Famous Chicago Woman Tells of Modern Benevolent Methods.

An audience which completely filled the assembly room at the court house Tuesday evening heard Miss Jane Addams, of Chicago, in an interesting talk upon "The Problem of Poverty," and despite the fact that there were some embarrassing annoyances connected with the meeting, the event was thoroughly successful and interesting. The lecture was given under the auspices of the Woman's Club league and ladies comprised a vast majority of the audience. Miss Addams, who was to have reached the city at 7:30, missed her train at Chicago and was compelled to resort to the limited, which did not arrive until after 9 o'clock. The audience gathered early, but it was nearly 8:30 o'clock before the announcement of Miss Addams' delay was made and Alexander Johnson was persuaded to speak during the interval pending her arrival. Mr. Johnson's task was not an easy one, but without previous preparation he undertook it, and for an hour kept the audience thoroughly interested in an informal talk on charitable work.

Miss Addams, famous throughout the country as the founder of Hull house at Chicago, was greeted with applause as she entered the room at 9:30 o'clock, stepped upon the platform and was at once presented by Mr. Johnson. Miss Addams in a few sentences apologized for her delay and expressed appreciation for the kindly greeting she had received, but launched at once into her address. "The problem of poverty," she said, is almost a new phrase. We have not long regarded it as a thing to be studied, but rather as a condition to be relieved as it came under our notice day by day. The old notion of poverty was that the cases were to be treated one by one; that we were to do the thing which was nearest our hand, giving aid as the cases presented themselves. This plan is moderately effective in village life, where one is likely to be familiar with all the conditions existing there, but in the cities it is different. You may live in a fairly prosperous street; there is perhaps no poverty exactly next door, and you cannot literally 'begin at home.' This is why the modern moral enterprise must be organized to do its most effective work."

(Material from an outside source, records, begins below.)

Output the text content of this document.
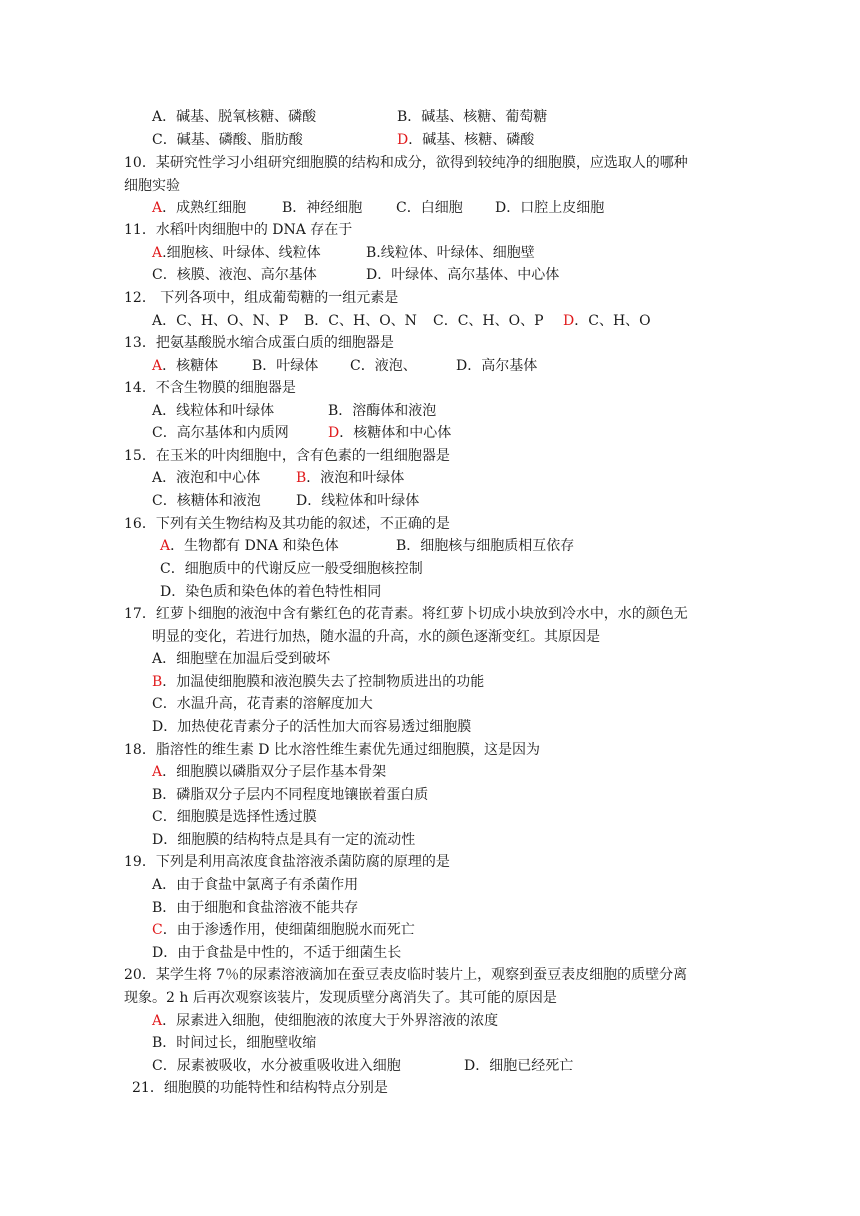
A．碱基、脱氧核糖、磷酸	B．碱基、核糖、葡萄糖
C．碱基、磷酸、脂肪酸	D．碱基、核糖、磷酸
10．某研究性学习小组研究细胞膜的结构和成分，欲得到较纯净的细胞膜，应选取人的哪种
细胞实验
A．成熟红细胞	B．神经细胞 C．白细胞 D．口腔上皮细胞
11．水稻叶肉细胞中的 DNA 存在于
A.细胞核、叶绿体、线粒体	B.线粒体、叶绿体、细胞壁
C．核膜、液泡、高尔基体	D．叶绿体、高尔基体、中心体
12． 下列各项中，组成葡萄糖的一组元素是
A．C、H、O、N、P B．C、H、O、N C．C、H、O、P D．C、H、O
13．把氨基酸脱水缩合成蛋白质的细胞器是
A．核糖体 B．叶绿体 C．液泡、	D．高尔基体
14．不含生物膜的细胞器是
A．线粒体和叶绿体	B．溶酶体和液泡
C．高尔基体和内质网	D．核糖体和中心体
15．在玉米的叶肉细胞中，含有色素的一组细胞器是
A．液泡和中心体	B．液泡和叶绿体
C．核糖体和液泡	D．线粒体和叶绿体
16．下列有关生物结构及其功能的叙述，不正确的是
A．生物都有 DNA 和染色体	B．细胞核与细胞质相互依存
C．细胞质中的代谢反应一般受细胞核控制
D．染色质和染色体的着色特性相同
17．红萝卜细胞的液泡中含有紫红色的花青素。将红萝卜切成小块放到冷水中，水的颜色无
明显的变化，若进行加热，随水温的升高，水的颜色逐渐变红。其原因是
A．细胞壁在加温后受到破坏
B．加温使细胞膜和液泡膜失去了控制物质进出的功能
C．水温升高，花青素的溶解度加大
D．加热使花青素分子的活性加大而容易透过细胞膜
18．脂溶性的维生素 D 比水溶性维生素优先通过细胞膜，这是因为
A．细胞膜以磷脂双分子层作基本骨架
B．磷脂双分子层内不同程度地镶嵌着蛋白质
C．细胞膜是选择性透过膜
D．细胞膜的结构特点是具有一定的流动性
19．下列是利用高浓度食盐溶液杀菌防腐的原理的是
A．由于食盐中氯离子有杀菌作用
B．由于细胞和食盐溶液不能共存
C．由于渗透作用，使细菌细胞脱水而死亡
D．由于食盐是中性的，不适于细菌生长
20．某学生将 7％的尿素溶液滴加在蚕豆表皮临时装片上，观察到蚕豆表皮细胞的质壁分离
现象。2 h 后再次观察该装片，发现质壁分离消失了。其可能的原因是
A．尿素进入细胞，使细胞液的浓度大于外界溶液的浓度
B．时间过长，细胞壁收缩
C．尿素被吸收，水分被重吸收进入细胞	D．细胞已经死亡
21．细胞膜的功能特性和结构特点分别是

Miss Addams cited three important phases in the treatment of poverty. It was necessary to find out, first, what is poverty; then how it exists, and, finally, why it exists. She expressed the belief that America has been somewhat behind Europe in taking an interest in such matters, but under the movement as it is growing today the finest minds of all the world are interested in the problem of poverty. Among the reasons for the existence of poverty Miss Addams spoke of the lack of industrial equipment. Many foreigners come to America with a skilled knowledge in some art that has been handed down to them from generation to generation, but they find no opportunity for the use of that knowledge and drift into the more menial class of labor. Still others are the victims of child labor -- of a system which placed them at toil in childhood and used up at that time the forces which should have carried them through industrial life. They are poor now because they have no skill and no energy; they were worn out in early life.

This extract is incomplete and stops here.